I started by sketching out in my head the steps one must take to do the BF&I solution – reduce the curve to local cartesian co-ordinates, differentiate one with respect to the other, interpret the derivative as tangent of the angle the curve makes to a co-ordinate axis, infer the angle it thus makes to a radius, verify that this is constant. It was quite obvious this would be ugly and take lots of hard work, with ample scope for making mistakes. So I thought about it at length in hopes of finding a less cumbersome solution – and found one.

In the next class, my teacher and a classmate (Ben) had solutions that Did
This The Hard Way – i.e. the BF&I solutions I'd contemplated and opted
to avoid – while I had a nice elegant solution. Sadly, aged 17, I hadn't
yet learned how to communicate things that I understood. (This is a common
problem. It's easy to articulate a truth that you understand in a way that
someone else who understands it – say, an examiner – shall recognise
as showing you understand it.
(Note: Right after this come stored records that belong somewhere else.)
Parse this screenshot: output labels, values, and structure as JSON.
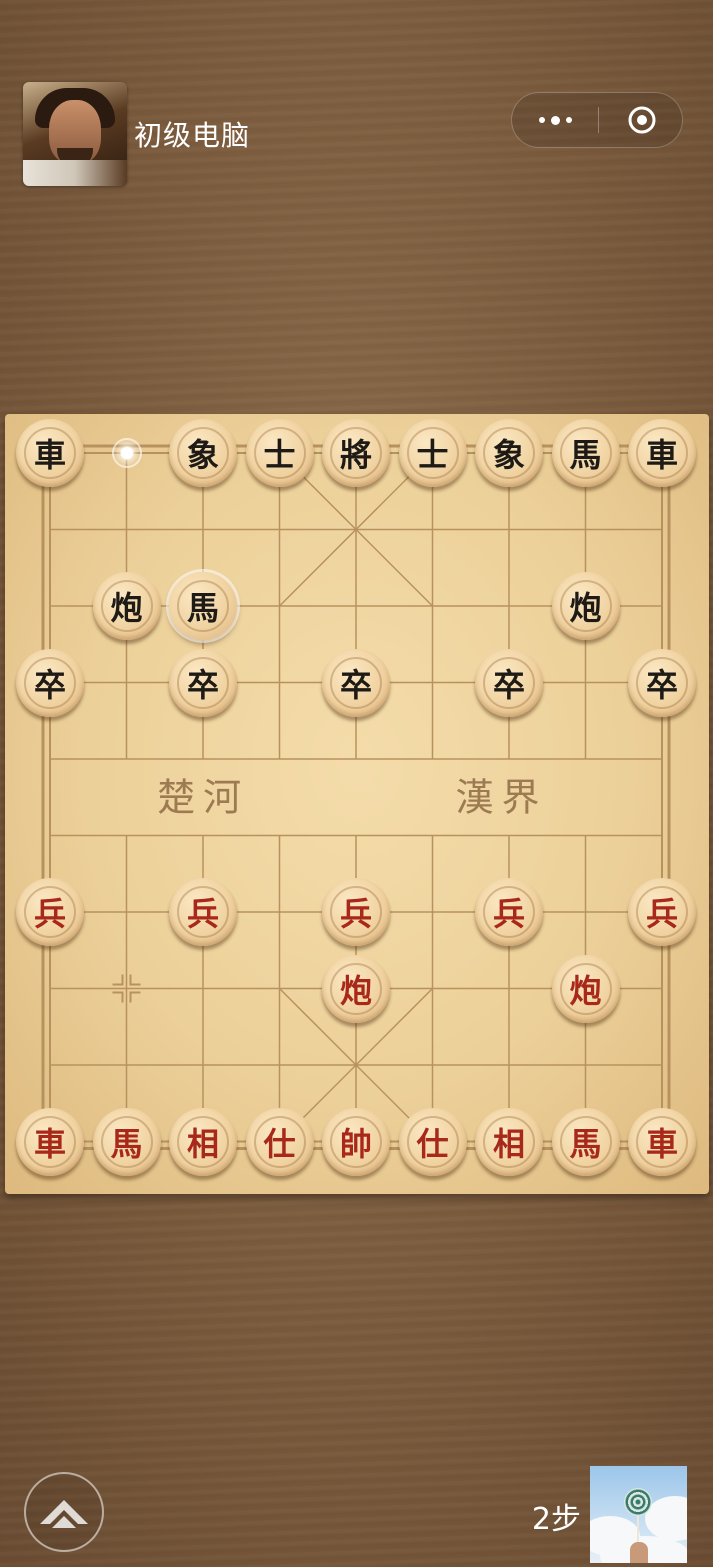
{
  "header": {
    "opponent_name": "初级电脑",
    "opponent_avatar_icon": "warrior-portrait-icon",
    "menu_icon": "more-dots-icon",
    "close_icon": "target-circle-icon"
  },
  "board": {
    "river_left": "楚河",
    "river_right": "漢界",
    "files": 9,
    "ranks": 10,
    "colors": {
      "black_text": "#1e1a16",
      "red_text": "#a8281a",
      "board": "#ecd099"
    },
    "pieces": [
      {
        "side": "black",
        "char": "車",
        "file": 0,
        "rank": 0
      },
      {
        "side": "black",
        "char": "象",
        "file": 2,
        "rank": 0
      },
      {
        "side": "black",
        "char": "士",
        "file": 3,
        "rank": 0
      },
      {
        "side": "black",
        "char": "將",
        "file": 4,
        "rank": 0
      },
      {
        "side": "black",
        "char": "士",
        "file": 5,
        "rank": 0
      },
      {
        "side": "black",
        "char": "象",
        "file": 6,
        "rank": 0
      },
      {
        "side": "black",
        "char": "馬",
        "file": 7,
        "rank": 0
      },
      {
        "side": "black",
        "char": "車",
        "file": 8,
        "rank": 0
      },
      {
        "side": "black",
        "char": "炮",
        "file": 1,
        "rank": 2
      },
      {
        "side": "black",
        "char": "馬",
        "file": 2,
        "rank": 2,
        "selected": true
      },
      {
        "side": "black",
        "char": "炮",
        "file": 7,
        "rank": 2
      },
      {
        "side": "black",
        "char": "卒",
        "file": 0,
        "rank": 3
      },
      {
        "side": "black",
        "char": "卒",
        "file": 2,
        "rank": 3
      },
      {
        "side": "black",
        "char": "卒",
        "file": 4,
        "rank": 3
      },
      {
        "side": "black",
        "char": "卒",
        "file": 6,
        "rank": 3
      },
      {
        "side": "black",
        "char": "卒",
        "file": 8,
        "rank": 3
      },
      {
        "side": "red",
        "char": "兵",
        "file": 0,
        "rank": 6
      },
      {
        "side": "red",
        "char": "兵",
        "file": 2,
        "rank": 6
      },
      {
        "side": "red",
        "char": "兵",
        "file": 4,
        "rank": 6
      },
      {
        "side": "red",
        "char": "兵",
        "file": 6,
        "rank": 6
      },
      {
        "side": "red",
        "char": "兵",
        "file": 8,
        "rank": 6
      },
      {
        "side": "red",
        "char": "炮",
        "file": 4,
        "rank": 7
      },
      {
        "side": "red",
        "char": "炮",
        "file": 7,
        "rank": 7
      },
      {
        "side": "red",
        "char": "車",
        "file": 0,
        "rank": 9
      },
      {
        "side": "red",
        "char": "馬",
        "file": 1,
        "rank": 9
      },
      {
        "side": "red",
        "char": "相",
        "file": 2,
        "rank": 9
      },
      {
        "side": "red",
        "char": "仕",
        "file": 3,
        "rank": 9
      },
      {
        "side": "red",
        "char": "帥",
        "file": 4,
        "rank": 9
      },
      {
        "side": "red",
        "char": "仕",
        "file": 5,
        "rank": 9
      },
      {
        "side": "red",
        "char": "相",
        "file": 6,
        "rank": 9
      },
      {
        "side": "red",
        "char": "馬",
        "file": 7,
        "rank": 9
      },
      {
        "side": "red",
        "char": "車",
        "file": 8,
        "rank": 9
      }
    ],
    "last_move_from": {
      "file": 1,
      "rank": 0
    },
    "last_move_marker": {
      "file": 1,
      "rank": 7
    }
  },
  "footer": {
    "home_icon": "home-up-arrow-icon",
    "steps_label": "2步",
    "player_avatar_icon": "lollipop-sky-avatar-icon"
  }
}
One of the problems with most education systems
– and, especially, the testing used to determine how well pupils have
fared in them – is that an answer that persuades the examiner you knew
what you were doing is considered good enough. What's much harder (but far more
useful, and satisfying) is to articulate it in a way that enables someone
who *didn't* understand it, before you told them, to join you in
understanding it.) I utterly failed to communicate my proof, although Simon
eventually managed to work out what I was gabbling about. Let me take a shot at
it now.

Our exponential curve is characterised by r/R = exp(a/A), with R and A constant, r and a as polar co-ordinates. A rotation of the plane through angle b maps any point [r, a] to the point [r, a+b]; an enlargement by factor k maps [r, a] to [k.r, a]. Both rotations and enlargements preserve angles. So let's rotate and enlarge our curve; the point [r, a] = [R.exp(t/A), t] gets mapped to [k.R.exp(t/A), t+b] which has a = t+b and r = k.R.exp(t/A) = k.R.exp(a/A −b/A) = (k.R/exp(b/A)).exp(a/A). So if we rotate through an angle b and then scale by a constant k = exp(b/A), we map our curve to r = R.exp(a/A), i.e. itself. Of course, we've mapped the point [R.exp(t/A), t] to the point [R.exp(b/A).exp(t/A), t+b], but this is still a point on the same curve. In particular, for any two points on the curve, there is a mapping of this form that maps one of the points to the other, while mapping the whole curve to the whole curve. In the process, the same scale-and-rotate operation must map the tangent and radius at any point of the curve to the tangent and radius at the image of that point on the curve. Since neither scaling nor rotation changes angles, the tangent must then meet the radius in the same angle; and we can do this for any pair of points on the curve, so every point on the curve has the same angle between tangent and radius.